Возросшая в последние годы религиозность населения мало что изменила в этом отношении. Наличие крестика на груди или иконы в изголовье больничной койки в подавляющем большинстве случаев отнюдь не означает, что больной смирился с неизбежностью смерти и надеется на спасение души и существование в ином мире. Как правило, это - надежда на исцеление, на продолжение своего земного существования, на помощь высших сил, раз уж медицина оказалась бессильна.

С другой стороны, мы знаем немало примеров, когда больным, в том числе и врачам, перенесшим операции по поводу онкологических заболеваний, при которых были обнаружены неудалимые метастазы, сообщали другие диагнозы (туберкулез, гепатит, панкреатит и т.п.), заводили дубликат истории болезни, где фигурировали ложные диагноз и данные обследования. В течение достаточно длительного времени эти люди жили с твердой надеждой на выздоровление, полноценной активной жизнью. В настоящее время это стало возможным благодаря целому комплексу мероприятий по улучшению качества жизни таких больных, в частности методам устранения хронического болевого синдрома. Ярким примером может служить судьба профессора А., которого оперировали по поводу рака Фатерова соска с множественными метастазами в печень, но убедили, что у него имеет место индуративный панкреатит и хронический гепатит. Больной прожил почти год после операции, постоянно работал, написал план новой монографии, за месяц до смерти выезжал на представительную конференцию, на которой сделал два больших доклада, а, умирая, ругал лечащих врачей за неспособность вылечить его от "гепатита". Неужели информировать его о том, что ему осталось жить всего несколько месяцев, было бы актом милосердия?

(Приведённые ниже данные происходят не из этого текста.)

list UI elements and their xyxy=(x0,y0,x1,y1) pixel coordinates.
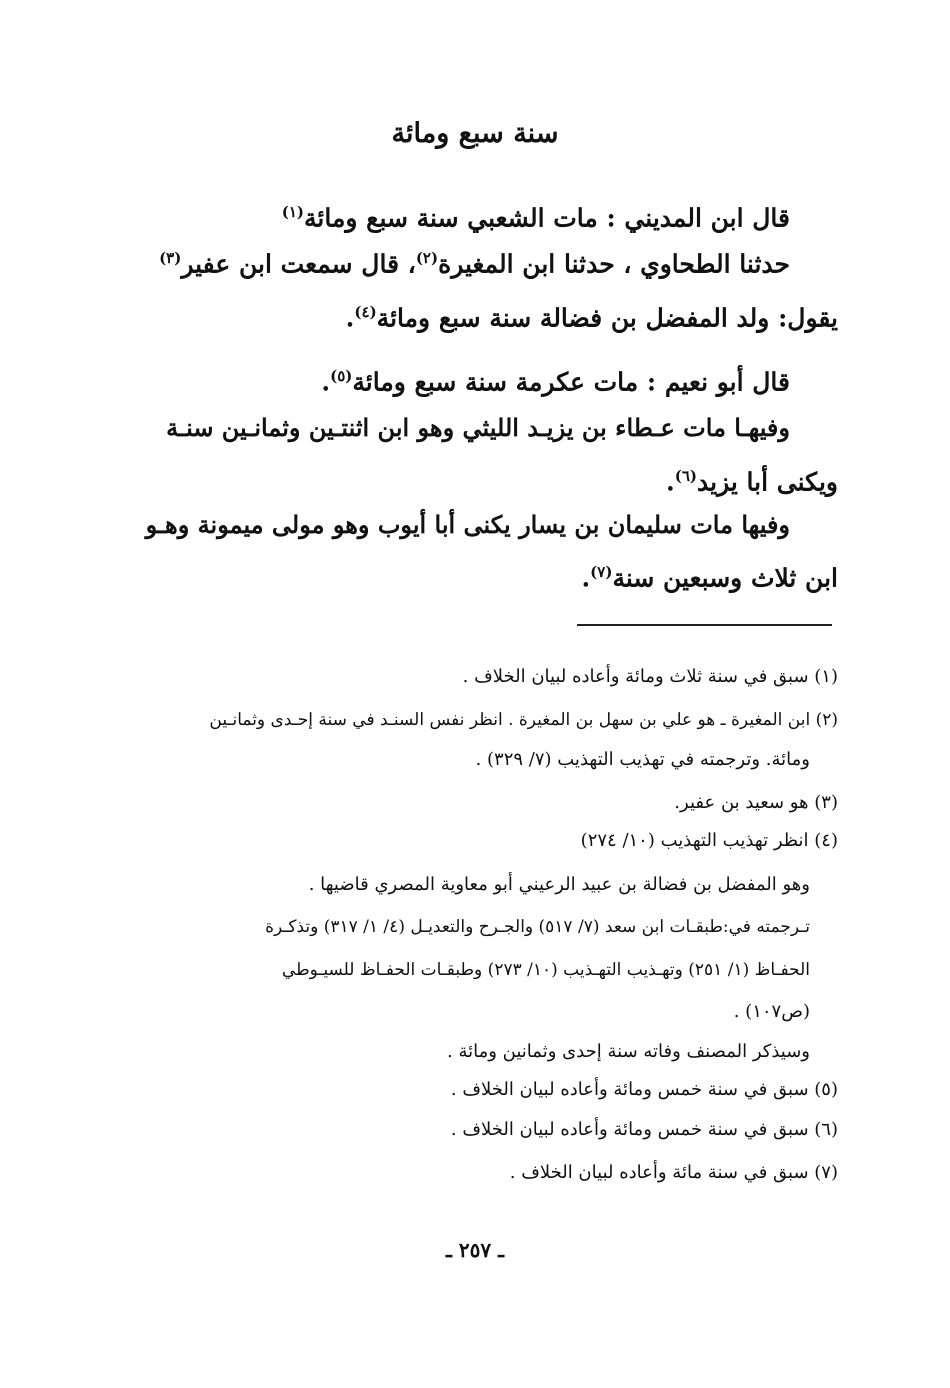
body-line-8 xyxy=(118,552,838,598)
footnote-ref-7[interactable]: (٧) xyxy=(590,563,613,581)
footnote-7: (٧) سبق في سنة مائة وأعاده لبيان الخلاف . xyxy=(509,1162,838,1183)
footnote-2: (٢) ابن المغيرة ـ هو علي بن سهل بن المغيرة . انظر نفس السنـد في سنة إحـدى وثمانـين xyxy=(209,710,838,730)
footnote-4-line5: (ص١٠٧) . xyxy=(733,1001,810,1022)
body-line-2b-text: ، قال سمعت ابن عفير xyxy=(181,249,416,279)
body-line-5-text: وفيهـا مات عـطاء بن يزيـد الليثي وهو ابن اثنتـين وثمانـين سنـة xyxy=(166,413,790,442)
body-line-3-end: . xyxy=(345,303,355,333)
body-line-8-text: ابن ثلاث وسبعين سنة xyxy=(612,563,838,593)
footnote-3: (٣) هو سعيد بن عفير. xyxy=(674,792,838,813)
body-line-1-text: قال ابن المديني : مات الشعبي سنة سبع ومائة xyxy=(304,203,790,233)
body-line-7 xyxy=(100,505,790,545)
body-line-4-end: . xyxy=(321,367,331,397)
body-line-8-end: . xyxy=(581,563,591,593)
body-line-4-text: قال أبو نعيم : مات عكرمة سنة سبع ومائة xyxy=(352,367,790,397)
footnote-ref-1[interactable]: (١) xyxy=(281,203,304,221)
footnote-ref-5[interactable]: (٥) xyxy=(330,367,353,385)
footnote-4-line2: وهو المفضل بن فضالة بن عبيد الرعيني أبو معاوية المصري قاضيها . xyxy=(308,874,810,895)
footnote-4: (٤) انظر تهذيب التهذيب (١٠/ ٢٧٤) xyxy=(580,830,838,851)
footnote-4-line3: تـرجمته في:طبقـات ابن سعد (٧/ ٥١٧) والجـرح والتعديـل (٤/ ١/ ٣١٧) وتذكـرة xyxy=(265,917,810,937)
footnote-1: (١) سبق في سنة ثلاث ومائة وأعاده لبيان الخلاف . xyxy=(462,666,838,687)
footnote-4-line4: الحفـاظ (١/ ٢٥١) وتهـذيب التهـذيب (١٠/ ٢٧٣) وطبقـات الحفـاظ للسيـوطي xyxy=(281,960,810,980)
body-line-6-text: ويكنى أبا يزيد xyxy=(697,467,838,497)
footnote-5: (٥) سبق في سنة خمس ومائة وأعاده لبيان الخلاف . xyxy=(450,1079,838,1100)
body-line-2 xyxy=(70,238,790,284)
body-line-3 xyxy=(118,292,838,338)
footnote-4-line6: وسيذكر المصنف وفاته سنة إحدى وثمانين ومائة . xyxy=(447,1041,810,1062)
body-line-2-text: حدثنا الطحاوي ، حدثنا ابن المغيرة xyxy=(438,249,790,279)
footnote-6: (٦) سبق في سنة خمس ومائة وأعاده لبيان الخلاف . xyxy=(450,1119,838,1140)
footnote-ref-3[interactable]: (٣) xyxy=(159,249,182,267)
body-line-6 xyxy=(118,456,838,502)
page-number: ـ ٢٥٧ ـ xyxy=(446,1238,504,1262)
body-line-3-text: يقول: ولد المفضل بن فضالة سنة سبع ومائة xyxy=(376,303,838,333)
body-line-6-end: . xyxy=(666,467,675,497)
footnote-ref-2[interactable]: (٢) xyxy=(415,249,439,267)
footnote-separator xyxy=(577,624,832,626)
body-line-1 xyxy=(70,192,790,238)
body-line-4 xyxy=(70,356,790,402)
footnote-2-cont: ومائة. وترجمته في تهذيب التهذيب (٧/ ٣٢٩) . xyxy=(475,749,810,770)
footnote-ref-6[interactable]: (٦) xyxy=(674,467,698,485)
footnote-ref-4[interactable]: (٤) xyxy=(354,303,377,321)
page-title: سنة سبع ومائة xyxy=(391,118,559,149)
body-line-7-text: وفيها مات سليمان بن يسار يكنى أبا أيوب وهو مولى ميمونة وهـو xyxy=(145,510,790,539)
body-line-5 xyxy=(100,408,790,448)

Сторонники предоставления больному полной и правдивой информации о его здоровье ссылаются на право каждого человека на получение таких сведений, а также на то, что, зная о близкой кончине, больной успеет привести в порядок свои дела, в частности - распорядиться своим имуществом. Но давайте не забывать, что у юриста и врача несколько разные задачи. Для врача высшим приоритетом является благо больного, в том числе защита его от психической травмы, а интересы его родственников, сотрудников и друзей должны стоять на втором месте и ими можно иногда и пренебречь. Что же касается прав человека, то в "Основах законодательства РФ об охране здоровья граждан" записано, что гражданин имеет право "на отказ от медицинского вмешательства или на требование прекратить его" (статья 33). Это явно противоречит статье 45 тех же Основ, где четко указано: "Медицинскому персоналу запрещается осуществление эвтаназии - удовлетворение просьбы больного об ускорении его смерти какими-либо действиями или средствами, в т.ч. прекращением искусственных мер по поддержанию жизни". В Конвенции о правах человека и биомедицине (1996) сказано: "В случаях, когда в момент проведения по отношению к нему медицинского вмешательства пациент не в состоянии выразить свою волю, необходимо учитывать пожелания по этому поводу, выраженные им заранее" (статья 9). Однако психология человека в здоровом состоянии значительно отличается от таковой в минуту смертельной опасности. Нередко заявления типа: "когда я буду умирать, меня оживлять не надо!" носят характер бравады или легкомыслия. Ведь смерть кажется такой далекой! Никогда не забуду хирурга Л., страдавшего хронической обструктивной болезнью легких, который часто прилюдно утверждал, что просит ни при каких обстоятельствах не применять ему реанимационные методы. Последние полтора года своей жизни он провел безвыходно в отделении реанимации на вспомогательной вентиляции легких, причем малейший сбой в работе респиратора вызывал у него ужасную панику. Так что к пожеланиям, высказанным "заранее", следует относиться с большой осторожностью.

В заключение позволю себе напомнить общеизвестную истину: клиницист всегда имеет дело с отдельным человеком, его главной обязанностью является оказание помощи именно этому человеку, а не обществу в целом. Законы, конечно, исполнять надо. Но не во вред больному.